By Margarita Antidze
1/22/20063

TBILISI (Reuters) - Georgia's President Mikhail Saakashvili on Sunday accused neighbouring Russia of cutting gas supplies to his country and triggering an energy crisis just as sub-zero temperatures hit the tiny Caucasus state.

Russian officials blamed anti-Moscow insurgents in its southern region of North Ossetia, where explosions knocked out the main pipeline that exports gas across the border to Georgia and onward to its neighbour Armenia.

But Saakashvili, who has irritated the Kremlin by pushing his ex-Soviet state closer to the West, said he did not believe the Russian explanation.

"This morning there was a serious act of sabotage on the part of Russia on Georgia's energy system," he told a news conference.

"Basically what happened is totally outrageous and we are dealing with an outrageous blackmail by people who do not want to behave in a civilised way," Saakashvili later told Reuters.

He said he believed it was an attempt by Russia to force Georgia to surrender ownership of its domestic gas pipeline network to Moscow -- the subject of long-running negotiations.

Neither he nor Georgian officials offered any evidence for the accusations.

And the chief spokesman for Russian gas monopoly Gazprom, Sergei Kupryanov: "We believe this situation should not be politicised."

He said there was a criminal investigation into the blasts and that Gazprom was doing all it could to restore gas supplies as soon as possible.

A Gazprom official in Tbilisi said Russia would send extra supplies through another pipeline to neighbouring Azerbaijan so it could ship it to Georgia.

Georgian officials are in talks with Azerbaijan for emergency supplies of gas.

HIT BY TWO EXPLOSIONS
The pipeline to Georgia was knocked out overnight by two explosions in quick succession on two sections in a mountainous part of North Ossetia. Officials said it will be at least two days before gas starts flowing again.

"The flow of gas through the pipeline has been stopped," said Vladimir Ivanov, a spokesman for the Emergencies Ministry in North Ossetia. "The main version prosecutors are working on is that the pipeline was blown up deliberately."

Russian news agencies quoted unnamed security officials as saying they suspected anti-Moscow insurgents, who periodically carry out attacks in the mainly Muslim Russian side of the Caucasus that includes Chechnya, were to blame for the blasts.

Saakashvili said Georgia was suffering the same fate as Ukraine, which had its supply of Russian gas cut off earlier this month in a contract dispute, and in the process reducing supplies to major European states.

Ukraine's pro-Western leadership said Moscow was using its huge energy resources as a political weapon.

"I think the world should wake up to this kind of behaviour. Yesterday it was Ukraine, today it is Georgia and tomorrow it might (reach) everywhere where Russia sells its gas and electricity," said Saakashvili.

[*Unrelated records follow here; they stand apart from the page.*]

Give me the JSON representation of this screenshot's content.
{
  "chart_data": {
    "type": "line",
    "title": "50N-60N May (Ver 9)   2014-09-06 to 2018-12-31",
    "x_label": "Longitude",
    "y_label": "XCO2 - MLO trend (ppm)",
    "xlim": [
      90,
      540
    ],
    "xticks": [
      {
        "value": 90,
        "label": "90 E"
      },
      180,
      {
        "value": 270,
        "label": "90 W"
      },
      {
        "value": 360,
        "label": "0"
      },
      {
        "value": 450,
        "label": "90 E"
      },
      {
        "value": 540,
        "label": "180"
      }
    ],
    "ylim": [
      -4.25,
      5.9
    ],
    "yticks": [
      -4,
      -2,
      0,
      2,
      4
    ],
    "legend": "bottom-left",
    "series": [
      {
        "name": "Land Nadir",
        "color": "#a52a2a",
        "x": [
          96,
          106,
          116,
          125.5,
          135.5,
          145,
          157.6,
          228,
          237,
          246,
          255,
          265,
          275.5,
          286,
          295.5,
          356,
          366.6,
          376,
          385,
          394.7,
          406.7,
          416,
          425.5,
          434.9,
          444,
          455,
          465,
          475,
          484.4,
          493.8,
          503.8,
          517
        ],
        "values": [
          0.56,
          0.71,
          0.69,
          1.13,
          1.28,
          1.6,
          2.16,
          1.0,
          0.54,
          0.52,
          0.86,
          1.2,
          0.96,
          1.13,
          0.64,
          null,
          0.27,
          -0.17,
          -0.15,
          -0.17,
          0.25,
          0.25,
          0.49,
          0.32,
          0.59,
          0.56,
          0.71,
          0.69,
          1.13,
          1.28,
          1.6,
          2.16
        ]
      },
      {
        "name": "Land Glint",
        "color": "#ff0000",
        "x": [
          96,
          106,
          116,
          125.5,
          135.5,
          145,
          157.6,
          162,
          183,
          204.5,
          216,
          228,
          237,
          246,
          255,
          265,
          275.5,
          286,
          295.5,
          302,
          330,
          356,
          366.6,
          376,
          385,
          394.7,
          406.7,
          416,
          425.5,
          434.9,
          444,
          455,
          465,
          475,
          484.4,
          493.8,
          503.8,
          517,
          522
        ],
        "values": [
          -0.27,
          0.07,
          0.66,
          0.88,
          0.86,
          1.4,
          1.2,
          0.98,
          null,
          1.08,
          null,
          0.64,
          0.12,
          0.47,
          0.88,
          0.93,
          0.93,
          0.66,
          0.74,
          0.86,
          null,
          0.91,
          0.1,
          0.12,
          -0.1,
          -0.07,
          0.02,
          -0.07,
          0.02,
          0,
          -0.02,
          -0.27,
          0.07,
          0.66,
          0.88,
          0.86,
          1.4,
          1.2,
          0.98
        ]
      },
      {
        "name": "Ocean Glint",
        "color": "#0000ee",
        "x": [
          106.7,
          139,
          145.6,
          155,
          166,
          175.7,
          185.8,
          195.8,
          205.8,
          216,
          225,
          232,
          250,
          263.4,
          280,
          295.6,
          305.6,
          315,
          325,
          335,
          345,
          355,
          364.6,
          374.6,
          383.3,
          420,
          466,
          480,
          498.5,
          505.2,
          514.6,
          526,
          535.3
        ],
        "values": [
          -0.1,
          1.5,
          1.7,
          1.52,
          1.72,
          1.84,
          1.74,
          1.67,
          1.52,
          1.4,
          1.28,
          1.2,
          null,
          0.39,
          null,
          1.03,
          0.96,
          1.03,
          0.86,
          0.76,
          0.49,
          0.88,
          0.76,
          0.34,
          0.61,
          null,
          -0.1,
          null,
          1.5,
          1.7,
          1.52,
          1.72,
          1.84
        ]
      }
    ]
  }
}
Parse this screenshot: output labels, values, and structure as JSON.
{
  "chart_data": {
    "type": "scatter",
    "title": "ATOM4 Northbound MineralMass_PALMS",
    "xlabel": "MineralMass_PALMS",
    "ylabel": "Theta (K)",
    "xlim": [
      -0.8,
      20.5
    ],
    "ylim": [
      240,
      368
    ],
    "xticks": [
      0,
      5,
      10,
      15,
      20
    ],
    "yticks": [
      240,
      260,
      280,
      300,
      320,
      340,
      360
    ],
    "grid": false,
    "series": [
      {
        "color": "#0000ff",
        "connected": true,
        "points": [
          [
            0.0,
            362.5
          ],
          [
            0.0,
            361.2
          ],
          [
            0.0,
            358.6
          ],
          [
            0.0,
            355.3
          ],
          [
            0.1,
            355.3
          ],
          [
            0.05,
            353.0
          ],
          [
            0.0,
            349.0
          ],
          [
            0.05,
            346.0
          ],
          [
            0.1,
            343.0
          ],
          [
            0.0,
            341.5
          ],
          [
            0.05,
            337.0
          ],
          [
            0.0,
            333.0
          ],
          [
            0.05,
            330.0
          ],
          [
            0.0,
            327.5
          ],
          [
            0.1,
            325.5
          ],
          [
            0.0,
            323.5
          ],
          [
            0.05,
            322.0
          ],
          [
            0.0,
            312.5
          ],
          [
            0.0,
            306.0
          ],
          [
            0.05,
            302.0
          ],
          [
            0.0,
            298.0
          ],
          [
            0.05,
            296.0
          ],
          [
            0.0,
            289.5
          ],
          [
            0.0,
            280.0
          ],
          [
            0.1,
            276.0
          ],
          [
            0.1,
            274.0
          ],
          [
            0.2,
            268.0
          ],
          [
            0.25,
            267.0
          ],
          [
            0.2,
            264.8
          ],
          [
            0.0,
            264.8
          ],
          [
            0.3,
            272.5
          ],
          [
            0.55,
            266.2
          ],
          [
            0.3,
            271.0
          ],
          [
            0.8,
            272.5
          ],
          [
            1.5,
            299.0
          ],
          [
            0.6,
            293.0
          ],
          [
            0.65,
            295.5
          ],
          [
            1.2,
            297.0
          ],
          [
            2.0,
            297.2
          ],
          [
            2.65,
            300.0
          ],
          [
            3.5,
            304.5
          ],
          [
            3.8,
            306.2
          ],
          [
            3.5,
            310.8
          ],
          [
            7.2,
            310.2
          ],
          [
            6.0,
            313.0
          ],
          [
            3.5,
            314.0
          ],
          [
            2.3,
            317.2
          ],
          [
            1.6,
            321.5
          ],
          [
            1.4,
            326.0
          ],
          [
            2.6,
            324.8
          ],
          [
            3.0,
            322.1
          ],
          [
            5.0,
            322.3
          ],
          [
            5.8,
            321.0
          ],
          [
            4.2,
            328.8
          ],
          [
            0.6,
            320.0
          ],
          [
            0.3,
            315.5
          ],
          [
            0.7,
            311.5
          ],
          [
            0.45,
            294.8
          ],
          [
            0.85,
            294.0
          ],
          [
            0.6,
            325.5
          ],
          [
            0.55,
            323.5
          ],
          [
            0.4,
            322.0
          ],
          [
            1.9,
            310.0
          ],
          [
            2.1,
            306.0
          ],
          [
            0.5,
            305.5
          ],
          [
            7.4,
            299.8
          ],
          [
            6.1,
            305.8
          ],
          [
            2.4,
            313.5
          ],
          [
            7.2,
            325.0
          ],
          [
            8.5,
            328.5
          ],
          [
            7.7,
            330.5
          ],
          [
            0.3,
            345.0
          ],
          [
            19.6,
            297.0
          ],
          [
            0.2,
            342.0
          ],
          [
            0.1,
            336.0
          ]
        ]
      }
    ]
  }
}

Within hours of Georgia's gas supplies being cut off, the high-voltage electricity line linking it to Russia was also severed at a point inside Russia about 200 km (120 miles) west of the pipeline blasts.

Russian officials said a pylon had been blown up, news agencies reported. Georgia imports Russian electricity to supplement its own supplies.

Georgia has for years suffered from chronic energy shortages but the latest crisis comes during unusually cold weather.

The temperature in the capital Tbilisi on Sunday was minus 5 Celsius (23.00 Fahrenheit), bitterly cold for a country known for its sub-tropical Black Sea seaside resorts.

Energy officials said Georgia's gas reserves would run out by 5 p.m. (1300 GMT) on Sunday evening. Queues formed outside shops selling kerosene, firewood and gas canisters. School children were told to stay at home on Monday.

Armenia receives all its gas via the same pipeline as Georgia, though a nuclear power station generates much of its electricity.

"Gas is not reaching Armenia after the explosions but consumers are receiving gas drawn from our reserves," said Shushan Sardarian, a spokeswoman for Armenia's Armrosgazprom gas supplier.